AviadoBio also has an intravitreally delivered optogenetic investigational gene therapy for retinal dystrophies in clinic for retinitis pigmentosa and geographic atrophy. Frontotemporal dementia is a devastating form of early-onset dementia characterized by rapid decline in executive function, behavior, and/or language, and typically leads to death within seven to 13 years of symptom onset and three to 10 years from diagnosis. FTD has a substantially greater impact on work, family, and finances than Alzheimer's disease due to its earlier age of onset, often striking between ages 45-68.
FTD can be familial or sporadic, with around one-third of cases being familial and having a strong genetic component; the majority of hereditary FTD cases are caused by autosomal dominant mutations in three genes, including the GRN gene. S. and EU5 are living with FTD due to GRN mutations, with around 2,000 new cases confirmed annually.
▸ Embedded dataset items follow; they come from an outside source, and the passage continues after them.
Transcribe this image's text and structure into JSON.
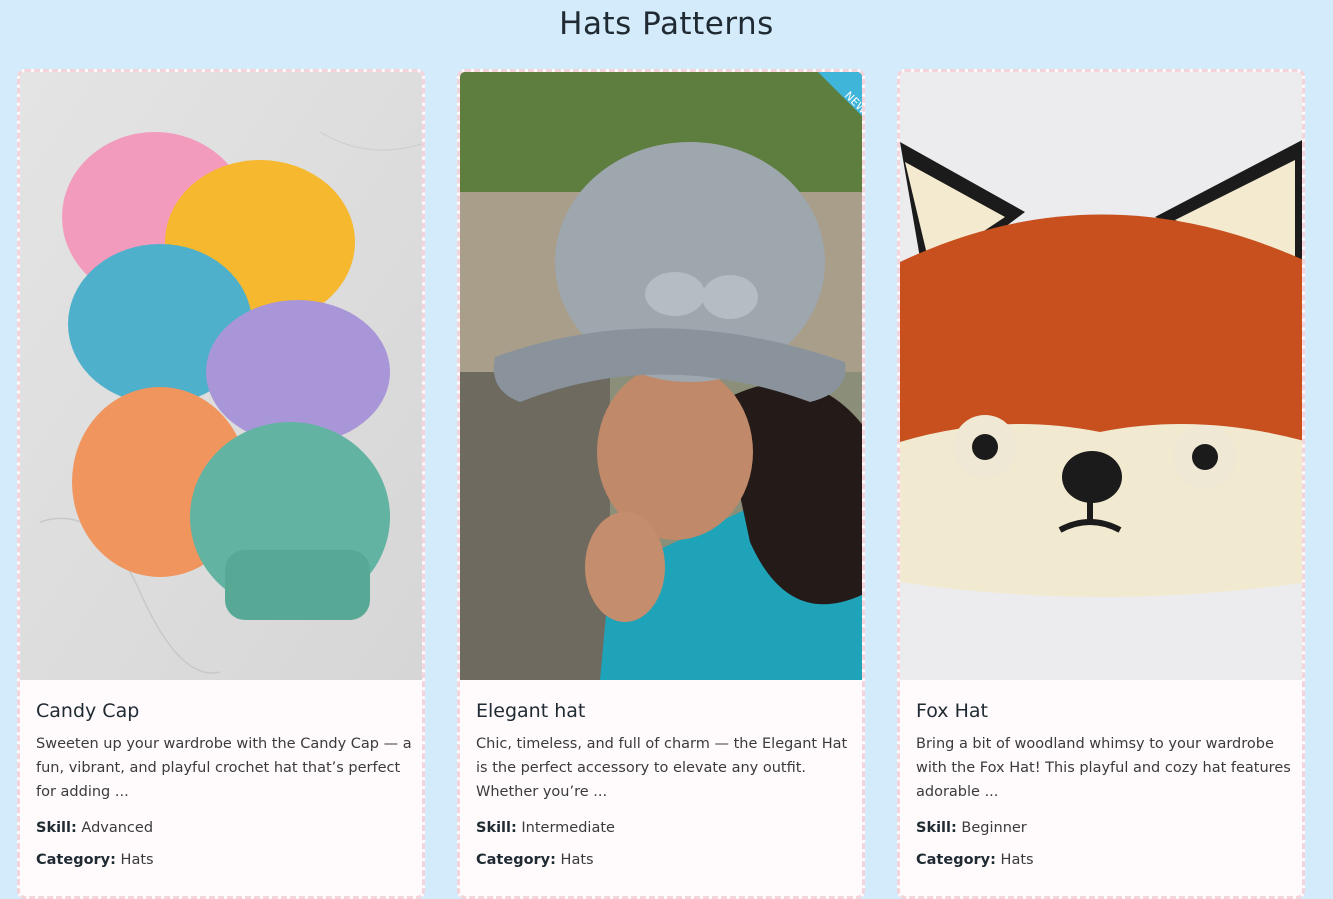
{
  "page": {
    "title": "Hats Patterns",
    "background": "#d3ebfa"
  },
  "cards": [
    {
      "title": "Candy Cap",
      "description": "Sweeten up your wardrobe with the Candy Cap — a fun, vibrant, and playful crochet hat that’s perfect for adding ...",
      "skill_label": "Skill:",
      "skill": "Advanced",
      "category_label": "Category:",
      "category": "Hats",
      "image": "six-pastel-beanies-photo"
    },
    {
      "title": "Elegant hat",
      "description": "Chic, timeless, and full of charm — the Elegant Hat is the perfect accessory to elevate any outfit. Whether you’re ...",
      "skill_label": "Skill:",
      "skill": "Intermediate",
      "category_label": "Category:",
      "category": "Hats",
      "image": "woman-grey-cloche-hat-photo",
      "ribbon": "NEW"
    },
    {
      "title": "Fox Hat",
      "description": "Bring a bit of woodland whimsy to your wardrobe with the Fox Hat! This playful and cozy hat features adorable ...",
      "skill_label": "Skill:",
      "skill": "Beginner",
      "category_label": "Category:",
      "category": "Hats",
      "image": "orange-fox-hat-photo"
    }
  ],
  "colors": {
    "card_border": "#f3d4da",
    "ribbon": "#3fb6d9"
  }
}
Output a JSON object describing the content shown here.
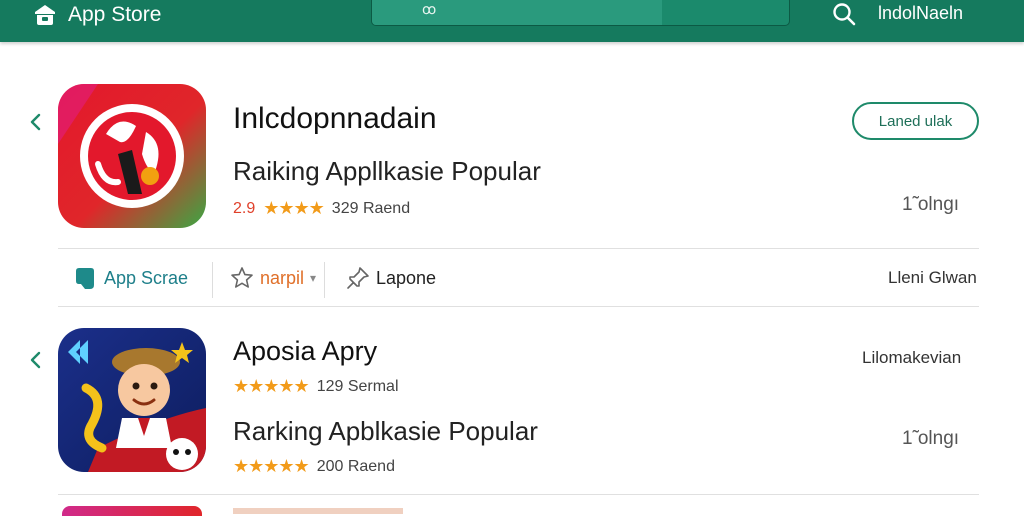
{
  "header": {
    "brand_label": "App Store",
    "search_text": "ꝏ",
    "user_name": "lndolNaeln"
  },
  "apps": [
    {
      "title": "Inlcdopnnadain",
      "subtitle": "Raiking Appllkasie Popular",
      "rating_text": "2.9",
      "stars": "★★★★",
      "count_text": "329  Raend",
      "action_label": "Laned ulak",
      "size_text": "1̃ olngı"
    },
    {
      "title": "Aposia Apry",
      "subtitle": "Rarking Apblkasie Popular",
      "stars_a": "★★★★★",
      "count_text_a": "1​29  Sermal",
      "stars_b": "★★★★★",
      "count_text_b": "200  Raend",
      "right_label": "Lilomakevian",
      "size_text": "1̃ olngı"
    }
  ],
  "action_row": {
    "app_store_label": "App Scrae",
    "rate_label": "narpil",
    "share_label": "Lapone",
    "right_label": "Lleni Glwan"
  },
  "colors": {
    "header_bg": "#157a5e",
    "accent": "#1e8a6a",
    "star": "#f29b1a"
  }
}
Currently, there are no disease-modifying treatments available for FTD. Amyotrophic lateral sclerosis is a devastating multisystem neurodegenerative disease primarily characterized by degeneration of both upper and lower motor neurons. 5 million people worldwide, with progressive symptoms including night blindness, reduction in peripheral and central vision, and reduced ability to see details and colors.
The specific data presented at ASGCT supporting the clinical timeline have not been detailed, and the exact countries currently recruiting for the ASPIRE-FTD trial remain unclear due to conflicting reports. The timeline for AVB-406's IND filing and first-in-human dosing has not been disclosed, and potential off-target effects or long-term safety concerns of sustained MAPT knockdown in the central nervous system are unknown. How AVB-406 compares to other tau-targeting therapies in development, such as antisense oligonucleotides or antibodies, has not been addressed.